Right now it is 0200 and I am freaking shattered but am unable to sleep at all. It's so frustrating. Over the past two days it's been exactly like this. Feeling dead and exhausted but, at the same time, alive and full of energy. Well, more than anything it is confusing. I just want to sleep. OK; I need to sleep! Like, now! I keep trying to hypnotise myself to sleep by clicking my fingers after saying 'when a click my fingers you will fall asleep' all mysterious-like but, alas, it hasn't worked. Huh. I must admit, my dreams feel real too; as if it's possible to touch it, feel the emotion. I dreamt I was being bullied and it felt so real. Everything.

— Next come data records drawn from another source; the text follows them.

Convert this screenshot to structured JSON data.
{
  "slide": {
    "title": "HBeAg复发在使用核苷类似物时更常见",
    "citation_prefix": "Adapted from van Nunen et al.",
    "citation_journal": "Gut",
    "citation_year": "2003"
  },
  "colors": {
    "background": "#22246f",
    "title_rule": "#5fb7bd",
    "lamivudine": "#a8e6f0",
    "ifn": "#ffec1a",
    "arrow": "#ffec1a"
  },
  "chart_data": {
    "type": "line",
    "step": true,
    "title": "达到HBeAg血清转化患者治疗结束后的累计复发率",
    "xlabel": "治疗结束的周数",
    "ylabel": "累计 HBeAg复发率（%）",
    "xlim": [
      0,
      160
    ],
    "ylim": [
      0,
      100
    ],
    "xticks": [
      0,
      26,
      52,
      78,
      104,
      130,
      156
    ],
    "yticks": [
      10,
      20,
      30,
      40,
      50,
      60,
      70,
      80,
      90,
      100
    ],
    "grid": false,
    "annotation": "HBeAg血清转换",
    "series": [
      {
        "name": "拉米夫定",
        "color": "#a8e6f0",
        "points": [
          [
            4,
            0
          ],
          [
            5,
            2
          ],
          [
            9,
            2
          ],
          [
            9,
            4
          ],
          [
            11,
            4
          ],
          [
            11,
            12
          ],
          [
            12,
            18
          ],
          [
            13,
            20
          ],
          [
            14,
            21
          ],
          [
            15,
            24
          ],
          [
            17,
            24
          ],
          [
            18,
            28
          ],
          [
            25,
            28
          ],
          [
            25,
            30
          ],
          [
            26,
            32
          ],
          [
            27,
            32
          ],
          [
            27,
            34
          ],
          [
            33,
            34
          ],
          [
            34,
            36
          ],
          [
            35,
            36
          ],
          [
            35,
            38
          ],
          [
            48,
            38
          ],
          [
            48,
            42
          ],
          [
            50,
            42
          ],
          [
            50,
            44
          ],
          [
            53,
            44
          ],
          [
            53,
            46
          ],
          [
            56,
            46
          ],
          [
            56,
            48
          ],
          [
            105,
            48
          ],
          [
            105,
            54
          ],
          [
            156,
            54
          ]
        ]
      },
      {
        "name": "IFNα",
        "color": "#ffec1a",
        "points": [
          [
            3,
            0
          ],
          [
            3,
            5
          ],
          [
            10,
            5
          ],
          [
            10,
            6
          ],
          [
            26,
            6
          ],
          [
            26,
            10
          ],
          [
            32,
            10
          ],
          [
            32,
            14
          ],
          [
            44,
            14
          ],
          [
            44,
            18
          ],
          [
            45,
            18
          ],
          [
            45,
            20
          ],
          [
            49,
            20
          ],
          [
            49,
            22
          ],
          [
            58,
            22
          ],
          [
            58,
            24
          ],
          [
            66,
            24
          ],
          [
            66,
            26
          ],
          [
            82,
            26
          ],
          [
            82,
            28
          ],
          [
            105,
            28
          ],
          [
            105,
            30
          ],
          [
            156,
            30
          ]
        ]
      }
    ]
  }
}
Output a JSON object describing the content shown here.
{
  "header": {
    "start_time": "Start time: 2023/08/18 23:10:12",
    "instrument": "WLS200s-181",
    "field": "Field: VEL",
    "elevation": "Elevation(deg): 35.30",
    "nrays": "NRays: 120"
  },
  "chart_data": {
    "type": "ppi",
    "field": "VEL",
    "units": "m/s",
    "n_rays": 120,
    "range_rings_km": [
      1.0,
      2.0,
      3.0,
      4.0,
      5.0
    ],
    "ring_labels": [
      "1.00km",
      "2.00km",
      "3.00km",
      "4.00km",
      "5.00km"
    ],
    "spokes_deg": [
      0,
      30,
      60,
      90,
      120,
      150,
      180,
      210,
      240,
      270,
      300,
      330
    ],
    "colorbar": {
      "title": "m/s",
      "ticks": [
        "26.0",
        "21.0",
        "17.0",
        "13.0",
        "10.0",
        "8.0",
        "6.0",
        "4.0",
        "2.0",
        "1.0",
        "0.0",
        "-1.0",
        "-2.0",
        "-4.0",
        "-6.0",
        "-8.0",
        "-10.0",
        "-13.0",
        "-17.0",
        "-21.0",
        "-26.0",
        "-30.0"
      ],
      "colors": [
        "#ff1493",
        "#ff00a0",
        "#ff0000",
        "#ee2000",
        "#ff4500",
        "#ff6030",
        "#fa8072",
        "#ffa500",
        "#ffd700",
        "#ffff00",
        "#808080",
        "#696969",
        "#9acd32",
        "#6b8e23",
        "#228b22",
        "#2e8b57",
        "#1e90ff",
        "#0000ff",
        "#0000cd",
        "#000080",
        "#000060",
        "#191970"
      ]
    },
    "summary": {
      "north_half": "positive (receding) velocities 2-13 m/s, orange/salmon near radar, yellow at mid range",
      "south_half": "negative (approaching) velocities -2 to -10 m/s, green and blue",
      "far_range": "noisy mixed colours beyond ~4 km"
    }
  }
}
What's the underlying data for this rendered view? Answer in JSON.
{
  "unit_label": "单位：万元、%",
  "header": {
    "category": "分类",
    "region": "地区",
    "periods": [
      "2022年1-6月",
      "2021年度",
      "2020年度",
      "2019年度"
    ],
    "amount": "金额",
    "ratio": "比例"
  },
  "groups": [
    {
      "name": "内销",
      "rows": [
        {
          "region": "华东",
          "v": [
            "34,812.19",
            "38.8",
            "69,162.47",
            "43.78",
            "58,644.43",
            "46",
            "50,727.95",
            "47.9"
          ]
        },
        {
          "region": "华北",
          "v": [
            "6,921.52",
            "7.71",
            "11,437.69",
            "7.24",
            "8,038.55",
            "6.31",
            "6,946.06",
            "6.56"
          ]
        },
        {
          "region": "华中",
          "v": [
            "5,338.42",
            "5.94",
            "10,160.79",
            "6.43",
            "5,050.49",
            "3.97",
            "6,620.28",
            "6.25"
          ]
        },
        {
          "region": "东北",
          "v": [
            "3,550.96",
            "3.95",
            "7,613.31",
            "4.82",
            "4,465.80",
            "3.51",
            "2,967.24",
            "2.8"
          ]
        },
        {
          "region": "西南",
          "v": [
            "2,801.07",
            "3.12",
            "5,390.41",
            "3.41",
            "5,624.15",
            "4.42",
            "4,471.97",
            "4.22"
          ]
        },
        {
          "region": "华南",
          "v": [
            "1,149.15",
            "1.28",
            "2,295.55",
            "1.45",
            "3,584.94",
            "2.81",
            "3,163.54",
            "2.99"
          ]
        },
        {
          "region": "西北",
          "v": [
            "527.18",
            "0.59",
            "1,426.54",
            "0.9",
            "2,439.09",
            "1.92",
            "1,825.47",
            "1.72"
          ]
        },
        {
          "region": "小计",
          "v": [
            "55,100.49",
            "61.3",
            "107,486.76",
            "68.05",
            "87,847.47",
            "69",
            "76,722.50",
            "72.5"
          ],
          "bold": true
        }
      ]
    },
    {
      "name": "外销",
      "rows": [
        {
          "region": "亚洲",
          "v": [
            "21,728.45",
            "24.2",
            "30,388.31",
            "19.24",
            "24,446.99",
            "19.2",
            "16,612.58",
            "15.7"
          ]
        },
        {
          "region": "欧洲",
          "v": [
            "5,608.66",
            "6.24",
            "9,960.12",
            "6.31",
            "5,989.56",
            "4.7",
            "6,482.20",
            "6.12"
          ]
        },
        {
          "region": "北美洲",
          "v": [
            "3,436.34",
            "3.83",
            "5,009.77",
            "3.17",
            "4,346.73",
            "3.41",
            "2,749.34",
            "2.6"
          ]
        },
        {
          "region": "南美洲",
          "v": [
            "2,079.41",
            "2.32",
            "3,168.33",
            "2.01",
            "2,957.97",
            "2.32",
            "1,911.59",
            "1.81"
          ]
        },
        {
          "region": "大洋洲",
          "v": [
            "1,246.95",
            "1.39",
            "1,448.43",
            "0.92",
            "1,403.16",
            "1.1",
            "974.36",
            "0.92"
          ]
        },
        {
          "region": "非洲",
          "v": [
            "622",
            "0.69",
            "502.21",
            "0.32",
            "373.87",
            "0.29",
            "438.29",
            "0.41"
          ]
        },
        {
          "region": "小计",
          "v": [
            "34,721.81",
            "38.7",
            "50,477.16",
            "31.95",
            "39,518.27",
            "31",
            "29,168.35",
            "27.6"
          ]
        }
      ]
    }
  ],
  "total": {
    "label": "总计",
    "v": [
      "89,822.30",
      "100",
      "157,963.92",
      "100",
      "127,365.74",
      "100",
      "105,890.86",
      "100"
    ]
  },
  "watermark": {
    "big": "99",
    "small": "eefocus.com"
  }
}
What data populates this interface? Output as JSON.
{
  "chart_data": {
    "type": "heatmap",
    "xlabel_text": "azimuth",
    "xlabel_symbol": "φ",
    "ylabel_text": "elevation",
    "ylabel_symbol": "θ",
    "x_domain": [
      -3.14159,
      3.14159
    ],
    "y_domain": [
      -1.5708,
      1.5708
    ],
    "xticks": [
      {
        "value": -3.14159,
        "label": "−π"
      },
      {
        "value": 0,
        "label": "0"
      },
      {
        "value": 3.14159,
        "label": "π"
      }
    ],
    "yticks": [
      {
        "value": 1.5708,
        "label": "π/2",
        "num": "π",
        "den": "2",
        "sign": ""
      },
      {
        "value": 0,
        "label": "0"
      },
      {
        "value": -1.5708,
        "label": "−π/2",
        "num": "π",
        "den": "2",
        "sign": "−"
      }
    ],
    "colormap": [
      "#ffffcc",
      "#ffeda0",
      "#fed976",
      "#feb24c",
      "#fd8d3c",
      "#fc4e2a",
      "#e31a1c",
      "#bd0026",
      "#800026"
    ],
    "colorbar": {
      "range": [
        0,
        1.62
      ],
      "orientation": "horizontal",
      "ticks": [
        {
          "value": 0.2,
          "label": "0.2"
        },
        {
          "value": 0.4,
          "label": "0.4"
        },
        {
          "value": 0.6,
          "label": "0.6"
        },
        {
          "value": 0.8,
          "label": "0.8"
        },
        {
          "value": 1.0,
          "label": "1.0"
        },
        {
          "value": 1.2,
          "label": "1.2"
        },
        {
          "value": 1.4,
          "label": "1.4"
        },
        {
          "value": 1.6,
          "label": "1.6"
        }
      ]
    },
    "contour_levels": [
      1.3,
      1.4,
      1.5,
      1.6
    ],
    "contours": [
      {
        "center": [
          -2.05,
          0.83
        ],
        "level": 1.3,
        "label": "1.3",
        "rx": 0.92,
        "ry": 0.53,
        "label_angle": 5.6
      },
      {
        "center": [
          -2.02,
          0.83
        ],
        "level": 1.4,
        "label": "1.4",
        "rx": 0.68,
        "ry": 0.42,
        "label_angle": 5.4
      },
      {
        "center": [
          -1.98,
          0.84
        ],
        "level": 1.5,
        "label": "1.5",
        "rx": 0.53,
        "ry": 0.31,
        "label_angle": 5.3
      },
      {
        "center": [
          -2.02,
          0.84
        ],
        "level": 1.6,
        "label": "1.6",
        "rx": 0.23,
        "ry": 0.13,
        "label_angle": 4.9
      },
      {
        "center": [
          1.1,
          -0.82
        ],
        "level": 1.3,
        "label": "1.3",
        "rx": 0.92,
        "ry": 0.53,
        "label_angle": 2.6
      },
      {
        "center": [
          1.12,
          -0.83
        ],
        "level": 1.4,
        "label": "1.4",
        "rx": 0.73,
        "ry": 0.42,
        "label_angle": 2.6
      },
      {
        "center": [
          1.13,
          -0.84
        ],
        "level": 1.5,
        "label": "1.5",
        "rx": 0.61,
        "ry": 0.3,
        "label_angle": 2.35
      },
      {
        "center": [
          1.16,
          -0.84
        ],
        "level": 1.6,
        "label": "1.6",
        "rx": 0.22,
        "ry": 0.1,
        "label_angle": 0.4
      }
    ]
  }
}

Last night just before I fell asleep I could swear that I even heard a scream - it sounded more like it was from a male though. Let's all pray that this will stop and I can get some S-word!! (Sleep, that is - if you didn't guess...). Nothing to worry about.

Wednesday 4 August 2010 at 18:29

Revulsion.

Do I always have to feel this way all the time? The sands of time are running but never stop. The feelings they spit at me is constant and I hate it. I always end up being pushed to the sidelines. And I do not matter at all. At least in a years time I'll be free. I won't need to pull myself along all the time - persuading myself that things will be easier, better. But a year seems like a long time away. Too long. Within that year, what I wonder will I have accomplished? Where will life take me. Hopefully, far away from here. Far away from those who hang at my throat by their sharp claws, scratching to see the blood. The blood crawling from my neck. Please someone take me away. Or at least make it bearable. Make it easier so that I don't have to hide. Send me an angel. Anything. Anything at all. I just want to be set free. I don't want to be the target of their disgust anymore. I don't want to be the target of their refusal, their ignorance, their sneers and laughter. I promise I've tried to do things right but, tell me now, what have I done to deserve this? I work hard constantly. I'm a good student. Oh, but is that possibly it? Is it that I'm better than them that they hate? Pfft. Probably not. I mean, what do I have that anyone could possibly envy? What? Well, honestly, I don't need them. Or their contact. I can thrive alone. On my own. Just me. Forgotten and twisted. Is that what I am to them? They probably believe the rumours. Well, that's all yesterdays news. I'm hoping they'll forget everything over the summer because more than likely I won't.

Sunday 1 August 2010 at 15:31

Liberty.

Hello again! I haven't posted for a while so i thought that i would now. It's the summer holidays and i can finally take a breather because i don't have to worry about school or grades or anything for at least another five weeks. I haven't done that much and i don't plan to either. I might go to a nearby city to shop with my friends but that's the limit. I also might go to the cinema again to see Eclipse. Again. Well... c'mon... i have to occupy myself somehow. I'm going to Turkey in about three weeks so i'm looking forward to that too. Hope that you all have a good summer holiday.